Of course, you could take a different approach, a more realistic and unglamorous one, where not a single bullet flies and no car chases another. And that's pretty much what "Blood" does. Executive-produced by Sam Mendes, adapted from a mid-'00s BBC series called "Conviction" by original writer Bill Gallagher ("Lark Rise To Candleford") and directed by TV vet Nick Murphy (who made his debut with the silly-but-well-executed Rebecca Hall-starring ghost tale "The Awakening") it's a lower-key take on the genre that mixes procedural with Greek tragedy, and although it doesn't work at every level, still packs something of a punch when it comes to the conclusion.
The Fairburns are a family of cops in an unnamed seaside town. Patriarch Lenny (Brian Cox) has long since retired, and is now stricken by Alzheimers, but in his better moments, he regales his sons Joe (Paul Bettany) and Chrissy (Stephen Graham)—who now work side by side in the same force—with tales of the good old days, when they could take suspects out to the islands and knock them about until they confessed. But for the most part, they're happy—Joe is long and happily married to Lily (Natasha Little) with a teenage daughter (Naomi Battrick), while Chrissy is trying to convince the lovely Jemma (Zoe Tapper) to marry him.
But everything is disrupted when the body of a young girl is found, brutally stabbed to death, in a local skate park. The Fairburn boys, along with their introverted colleague Robert (Mark Strong) are on the case, and there's an immediate suspect, a flasher-turned-religious convert named Jason Buleigh (Ben Crompton of "Game Of Thrones"). But the evidence isn't quite enough to keep him in custody, and so one night, a drunken Joe decides to use the old ways, dragging a reluctant Chrissy along with him. But things get out of hand, and soon it's the two brothers who are looking over their shoulders in fear of the law.

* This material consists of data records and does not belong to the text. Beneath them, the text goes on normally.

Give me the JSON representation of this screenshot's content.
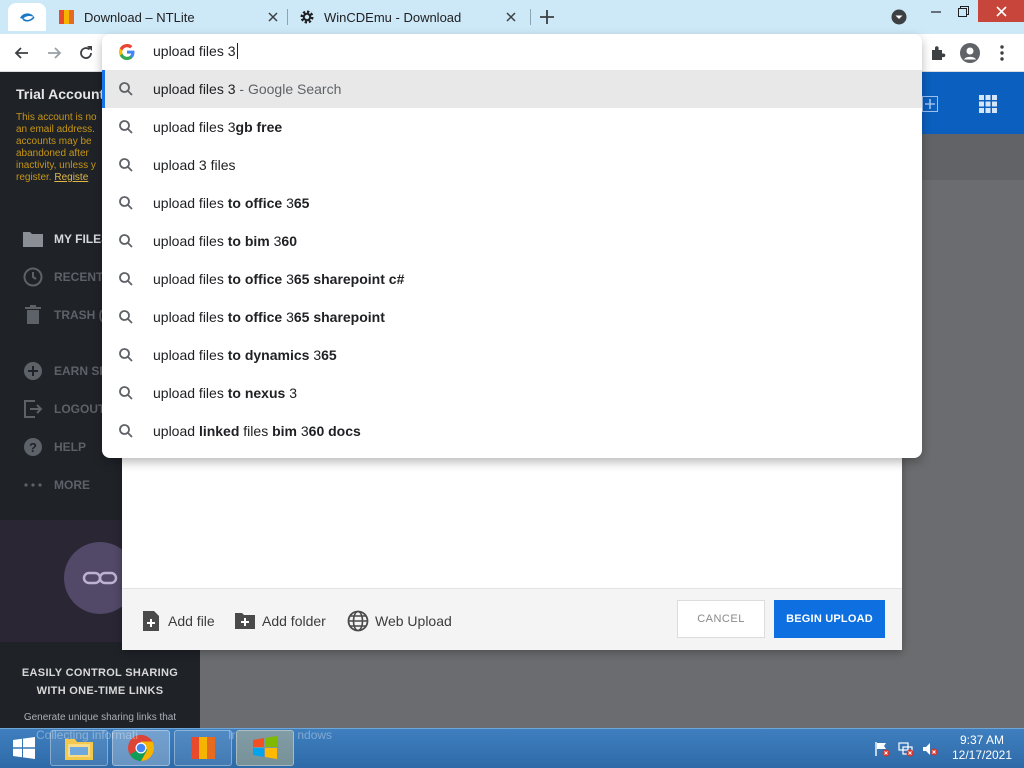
{
  "browser": {
    "tabs": [
      {
        "title": "Download – NTLite",
        "favicon": "ntlite-icon"
      },
      {
        "title": "WinCDEmu - Download",
        "favicon": "gear-icon"
      }
    ],
    "omnibox": {
      "query": "upload files 3",
      "suggestions": [
        {
          "parts": [
            {
              "t": "upload files 3",
              "b": false
            }
          ],
          "suffix": " - Google Search",
          "selected": true
        },
        {
          "parts": [
            {
              "t": "upload files 3",
              "b": false
            },
            {
              "t": "gb free",
              "b": true
            }
          ]
        },
        {
          "parts": [
            {
              "t": "upload 3 files",
              "b": false
            }
          ]
        },
        {
          "parts": [
            {
              "t": "upload files ",
              "b": false
            },
            {
              "t": "to office ",
              "b": true
            },
            {
              "t": "3",
              "b": false
            },
            {
              "t": "65",
              "b": true
            }
          ]
        },
        {
          "parts": [
            {
              "t": "upload files ",
              "b": false
            },
            {
              "t": "to bim ",
              "b": true
            },
            {
              "t": "3",
              "b": false
            },
            {
              "t": "60",
              "b": true
            }
          ]
        },
        {
          "parts": [
            {
              "t": "upload files ",
              "b": false
            },
            {
              "t": "to office ",
              "b": true
            },
            {
              "t": "3",
              "b": false
            },
            {
              "t": "65 sharepoint c#",
              "b": true
            }
          ]
        },
        {
          "parts": [
            {
              "t": "upload files ",
              "b": false
            },
            {
              "t": "to office ",
              "b": true
            },
            {
              "t": "3",
              "b": false
            },
            {
              "t": "65 sharepoint",
              "b": true
            }
          ]
        },
        {
          "parts": [
            {
              "t": "upload files ",
              "b": false
            },
            {
              "t": "to dynamics ",
              "b": true
            },
            {
              "t": "3",
              "b": false
            },
            {
              "t": "65",
              "b": true
            }
          ]
        },
        {
          "parts": [
            {
              "t": "upload files ",
              "b": false
            },
            {
              "t": "to nexus ",
              "b": true
            },
            {
              "t": "3",
              "b": false
            }
          ]
        },
        {
          "parts": [
            {
              "t": "upload ",
              "b": false
            },
            {
              "t": "linked",
              "b": true
            },
            {
              "t": " files ",
              "b": false
            },
            {
              "t": "bim ",
              "b": true
            },
            {
              "t": "3",
              "b": false
            },
            {
              "t": "60 docs",
              "b": true
            }
          ]
        }
      ]
    }
  },
  "site": {
    "trial_title": "Trial Account",
    "trial_text_lines": [
      "This account is no",
      "an email address.",
      "accounts may be",
      "abandoned after",
      "inactivity, unless y",
      "register."
    ],
    "trial_register_link": "Registe",
    "nav": [
      {
        "label": "MY FILES",
        "icon": "folder-icon",
        "active": true
      },
      {
        "label": "RECENT",
        "icon": "clock-icon",
        "active": false
      },
      {
        "label": "TRASH (0",
        "icon": "trash-icon",
        "active": false
      },
      {
        "label": "EARN SPA",
        "icon": "plus-circle-icon",
        "active": false
      },
      {
        "label": "LOGOUT",
        "icon": "logout-icon",
        "active": false
      },
      {
        "label": "HELP",
        "icon": "help-icon",
        "active": false
      },
      {
        "label": "MORE",
        "icon": "more-icon",
        "active": false
      }
    ],
    "promo_title_1": "EASILY CONTROL SHARING",
    "promo_title_2": "WITH ONE-TIME LINKS",
    "promo_text": "Generate unique sharing links that"
  },
  "upload_dialog": {
    "add_file": "Add file",
    "add_folder": "Add folder",
    "web_upload": "Web Upload",
    "cancel": "CANCEL",
    "begin": "BEGIN UPLOAD"
  },
  "taskbar": {
    "overlay_text_1": "Collecting informati",
    "overlay_text_2": "Ir",
    "overlay_text_3": "ndows",
    "time": "9:37 AM",
    "date": "12/17/2021"
  },
  "colors": {
    "accent": "#1a73e8",
    "site_blue": "#0b5fbf",
    "begin_button": "#0d6fe0"
  }
}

It's a loaded and potent set-up, and Murphy ladles on the atmosphere from the off, with an eye for wintery imagery and watery landscape that serves him well. Despite some impressive lensing (courtesy of "Wild Bill" DoP George Richmond) though, the film struggles to escape its TV origins formally, feeling disappointingly small-scale for much of its running time. And it struggles to escape the tropes of the cop genre too, with some of the dialogue on the procedural side of things clunking in places (not helped by the somewhat anonymous support team behind Joe and Chrissy).
But the film's also in it for the long run, using the first act to flesh out its characters, and letting them build organically over the next hour or so. And it helps that the cast that have been assembled are very strong. Bettany perhaps fares the least well—it's good to see him in a proper role again, rather than in some Screen Gems nightmare, but there's a slight sense of unease in the performance, at least in the early stages. But Graham delivers the latest in a string of excellent performances, vulnerable and easily led and clearly the younger brother, while Cox is as gruff and affecting as you'd imagine. The female characters are a touch underwritten, but Tapper ("Stage Beauty") manages to make a real impression despite relatively meagre screen time. Best of all is Mark Strong—happily getting to break out beyond villainy, he gets the script's most original creation, and gives it real depth, complexity and pathos.
And it's these performances that give the film its power into the home stretch. The title is a clue that it's as much a film about family loyalty, and digging yourself into a hole that's impossible to get out of, as it is a thriller. And the cast—and Murphy—give it real heft, a stomach-churning power that's less common than most of the elements, and it means that after the credits roll, it keeps ticking over in your mind.
Murphy sometimes over-eggs the pudding; one person crying in a fetal position on the floor might be excusable, but two simultaneously starts to feel like the film's creeping into self-parody. And ultimately, it can't help feeling like an above-average TV drama, rather than the Lumet-ish big-screen drama we had our fingers crossed for. But there's also an unusual weight and depth of feeling to the film that makes it linger longer than most films of its kind—not least in the central performances. Not an unreserved success, then, but a smart, well-acted and well-directed picture that adds up to a little more than the sum of its parts. [B-]
This is a reprint of our review from the 2012 London Film Festival.